Calming the Chaos
Now what? We are experiencing a major sales slump, the contracts we are winning have razor thin margins that we agreed to do just to win the business, customer satisfaction ratings are slipping, our employees feel disconnected and are leaving for other firms; we just can’t seem to catch a break. Instead of progress we are just circling the drain, wearing out the team and wasting time trying to address everything at once.
The scenario described above is one I see often as an executive consultant. Leaders with great intent choose to address every problem with the objective to make it ‘better’. But often they are going off intuition about what ‘better’ means, not really taking time to measure the current state. Just the feeling that anything different has got to be better than what is happening now.
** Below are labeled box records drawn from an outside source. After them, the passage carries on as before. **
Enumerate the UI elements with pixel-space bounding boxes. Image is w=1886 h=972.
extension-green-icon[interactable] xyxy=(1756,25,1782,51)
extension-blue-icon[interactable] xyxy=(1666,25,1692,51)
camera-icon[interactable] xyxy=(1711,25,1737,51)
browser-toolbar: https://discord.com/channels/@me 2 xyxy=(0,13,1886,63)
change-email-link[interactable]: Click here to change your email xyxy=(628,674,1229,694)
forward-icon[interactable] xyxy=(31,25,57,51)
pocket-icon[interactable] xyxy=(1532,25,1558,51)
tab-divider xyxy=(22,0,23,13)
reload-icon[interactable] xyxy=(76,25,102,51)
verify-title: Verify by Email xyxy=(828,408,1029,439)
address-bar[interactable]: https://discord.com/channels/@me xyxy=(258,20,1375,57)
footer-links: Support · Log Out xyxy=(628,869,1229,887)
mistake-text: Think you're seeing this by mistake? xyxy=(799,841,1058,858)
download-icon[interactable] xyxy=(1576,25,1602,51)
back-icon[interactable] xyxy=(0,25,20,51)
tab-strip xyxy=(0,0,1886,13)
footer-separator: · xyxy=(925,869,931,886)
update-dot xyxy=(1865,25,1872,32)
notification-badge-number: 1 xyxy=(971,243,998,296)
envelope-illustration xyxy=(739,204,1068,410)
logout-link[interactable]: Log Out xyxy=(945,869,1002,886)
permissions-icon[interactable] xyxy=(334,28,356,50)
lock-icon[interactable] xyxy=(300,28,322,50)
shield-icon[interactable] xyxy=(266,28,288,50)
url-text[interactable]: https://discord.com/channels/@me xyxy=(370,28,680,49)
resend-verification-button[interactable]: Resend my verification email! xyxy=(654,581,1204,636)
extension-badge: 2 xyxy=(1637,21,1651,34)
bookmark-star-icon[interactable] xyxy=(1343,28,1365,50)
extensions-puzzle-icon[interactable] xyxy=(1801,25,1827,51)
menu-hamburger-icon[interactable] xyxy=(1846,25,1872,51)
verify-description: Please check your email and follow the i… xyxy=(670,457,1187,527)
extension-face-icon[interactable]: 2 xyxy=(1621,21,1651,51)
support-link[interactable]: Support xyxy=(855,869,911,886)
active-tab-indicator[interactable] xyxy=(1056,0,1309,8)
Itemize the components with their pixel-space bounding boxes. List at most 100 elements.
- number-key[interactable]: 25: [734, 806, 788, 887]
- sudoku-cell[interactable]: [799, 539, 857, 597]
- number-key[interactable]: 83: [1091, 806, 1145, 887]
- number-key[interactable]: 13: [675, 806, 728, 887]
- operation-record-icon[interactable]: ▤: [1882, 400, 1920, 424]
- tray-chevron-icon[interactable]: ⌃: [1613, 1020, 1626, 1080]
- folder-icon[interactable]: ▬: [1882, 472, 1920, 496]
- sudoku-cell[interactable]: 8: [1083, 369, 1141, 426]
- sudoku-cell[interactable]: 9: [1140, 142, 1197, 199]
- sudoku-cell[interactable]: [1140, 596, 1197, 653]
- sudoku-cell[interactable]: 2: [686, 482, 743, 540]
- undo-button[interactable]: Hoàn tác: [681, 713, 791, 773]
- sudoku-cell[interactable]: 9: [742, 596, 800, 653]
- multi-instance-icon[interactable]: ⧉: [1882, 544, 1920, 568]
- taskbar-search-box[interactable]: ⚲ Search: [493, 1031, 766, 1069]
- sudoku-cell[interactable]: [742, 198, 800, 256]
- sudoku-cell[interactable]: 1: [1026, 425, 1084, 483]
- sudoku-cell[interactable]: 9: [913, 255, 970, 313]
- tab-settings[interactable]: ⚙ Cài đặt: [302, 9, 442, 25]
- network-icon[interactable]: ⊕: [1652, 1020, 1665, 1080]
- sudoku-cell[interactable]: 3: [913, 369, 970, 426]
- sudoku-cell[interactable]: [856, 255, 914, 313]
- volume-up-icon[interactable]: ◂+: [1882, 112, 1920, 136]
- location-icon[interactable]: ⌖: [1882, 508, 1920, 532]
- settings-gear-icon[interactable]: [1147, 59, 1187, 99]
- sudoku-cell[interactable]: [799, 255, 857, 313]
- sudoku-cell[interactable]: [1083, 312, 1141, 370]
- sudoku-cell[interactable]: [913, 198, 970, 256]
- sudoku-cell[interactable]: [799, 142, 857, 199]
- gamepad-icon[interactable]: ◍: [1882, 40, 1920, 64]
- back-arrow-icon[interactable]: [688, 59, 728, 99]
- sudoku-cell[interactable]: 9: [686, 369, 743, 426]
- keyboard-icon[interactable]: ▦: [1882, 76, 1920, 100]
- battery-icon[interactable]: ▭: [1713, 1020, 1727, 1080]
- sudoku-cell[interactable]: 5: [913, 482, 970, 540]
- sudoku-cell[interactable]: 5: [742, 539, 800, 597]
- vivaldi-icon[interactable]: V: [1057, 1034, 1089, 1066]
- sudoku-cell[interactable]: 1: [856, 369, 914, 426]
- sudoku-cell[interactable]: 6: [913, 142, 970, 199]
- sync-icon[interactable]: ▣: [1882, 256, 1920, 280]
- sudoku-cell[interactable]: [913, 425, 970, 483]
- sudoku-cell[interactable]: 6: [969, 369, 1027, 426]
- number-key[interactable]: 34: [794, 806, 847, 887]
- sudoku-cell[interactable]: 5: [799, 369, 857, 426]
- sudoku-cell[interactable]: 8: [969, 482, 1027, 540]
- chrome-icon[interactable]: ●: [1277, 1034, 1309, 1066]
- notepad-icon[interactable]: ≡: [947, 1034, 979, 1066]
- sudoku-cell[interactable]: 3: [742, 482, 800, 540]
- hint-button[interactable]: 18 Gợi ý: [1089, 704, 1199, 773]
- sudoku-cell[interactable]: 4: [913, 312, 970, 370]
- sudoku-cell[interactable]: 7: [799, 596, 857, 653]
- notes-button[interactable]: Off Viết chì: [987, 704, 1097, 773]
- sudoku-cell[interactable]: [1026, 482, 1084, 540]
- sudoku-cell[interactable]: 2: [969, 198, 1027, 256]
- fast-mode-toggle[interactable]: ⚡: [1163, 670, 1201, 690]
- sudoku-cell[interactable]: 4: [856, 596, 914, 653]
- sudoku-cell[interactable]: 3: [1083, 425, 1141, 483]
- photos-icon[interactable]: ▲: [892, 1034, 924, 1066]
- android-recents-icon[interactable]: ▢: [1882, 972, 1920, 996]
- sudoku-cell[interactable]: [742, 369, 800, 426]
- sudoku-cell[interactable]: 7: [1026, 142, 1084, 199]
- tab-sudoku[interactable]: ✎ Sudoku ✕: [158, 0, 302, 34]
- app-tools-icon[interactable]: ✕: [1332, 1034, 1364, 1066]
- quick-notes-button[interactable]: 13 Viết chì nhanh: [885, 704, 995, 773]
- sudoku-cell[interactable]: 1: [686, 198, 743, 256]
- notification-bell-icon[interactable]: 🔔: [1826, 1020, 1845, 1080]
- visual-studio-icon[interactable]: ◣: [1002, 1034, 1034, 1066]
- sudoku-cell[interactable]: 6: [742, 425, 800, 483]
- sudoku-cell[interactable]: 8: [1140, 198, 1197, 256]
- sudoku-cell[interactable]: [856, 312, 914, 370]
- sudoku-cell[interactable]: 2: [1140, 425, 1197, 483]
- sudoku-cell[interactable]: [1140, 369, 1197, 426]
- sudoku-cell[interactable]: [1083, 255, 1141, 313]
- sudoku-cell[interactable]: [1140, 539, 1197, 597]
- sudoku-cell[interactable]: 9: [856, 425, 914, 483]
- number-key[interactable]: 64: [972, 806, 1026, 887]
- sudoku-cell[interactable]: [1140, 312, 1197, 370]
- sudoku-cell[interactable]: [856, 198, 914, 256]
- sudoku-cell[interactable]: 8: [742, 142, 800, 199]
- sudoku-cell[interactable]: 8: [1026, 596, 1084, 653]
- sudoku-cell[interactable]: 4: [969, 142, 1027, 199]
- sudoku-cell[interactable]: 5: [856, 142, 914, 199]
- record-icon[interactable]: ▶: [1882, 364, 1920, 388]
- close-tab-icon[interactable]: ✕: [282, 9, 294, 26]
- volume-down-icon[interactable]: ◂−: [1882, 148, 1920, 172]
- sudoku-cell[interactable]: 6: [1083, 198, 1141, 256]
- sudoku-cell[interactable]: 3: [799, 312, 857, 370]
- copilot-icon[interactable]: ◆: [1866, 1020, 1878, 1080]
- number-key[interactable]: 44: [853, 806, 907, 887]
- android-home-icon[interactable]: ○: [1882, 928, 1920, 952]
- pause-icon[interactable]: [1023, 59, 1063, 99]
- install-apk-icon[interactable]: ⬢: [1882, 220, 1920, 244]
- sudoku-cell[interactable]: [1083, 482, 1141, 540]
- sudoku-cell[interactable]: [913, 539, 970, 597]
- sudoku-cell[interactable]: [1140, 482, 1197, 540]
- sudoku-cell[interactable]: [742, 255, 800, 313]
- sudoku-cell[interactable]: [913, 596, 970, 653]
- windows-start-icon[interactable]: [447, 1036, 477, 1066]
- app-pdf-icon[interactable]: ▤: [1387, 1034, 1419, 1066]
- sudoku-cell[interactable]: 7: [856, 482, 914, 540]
This approach is translated to teams in a ‘2-minute’ drill sort of way. Just go do something and tell me what you did later. When later comes leadership is perplexed by why nothing is improving.
People are taking action and are busy, so why no advancements? It is because no one knows what the top priority ought to be. There is no directional alignment of efforts. Each person is left to determine that on their own based on what they think is right. But there is a systematic method to assess the health of your business that naturally identifies the bottleneck that is limiting growth, the Business Priority Pyramid.
How the evaluation works:
1. Review five core attributes at each business level (sales, profit, order, impact and legacy) to determine if the need is met or not,
2. Find the unmet need at the lowest level of the BPP,
3. Decide how to meet that need by selecting a fix that is clearly described with an objective statement, measures of success, a means for evaluating the impact on a regular basis and nurturing of the fix through basic change management techniques, and
4. Repeat steps 1-3 for the remaining unmet needs.
With discipline, structure and decisiveness we can find a way to calm the chaos by focusing on what matters most. Do you know what the most critical unmet need is in your business?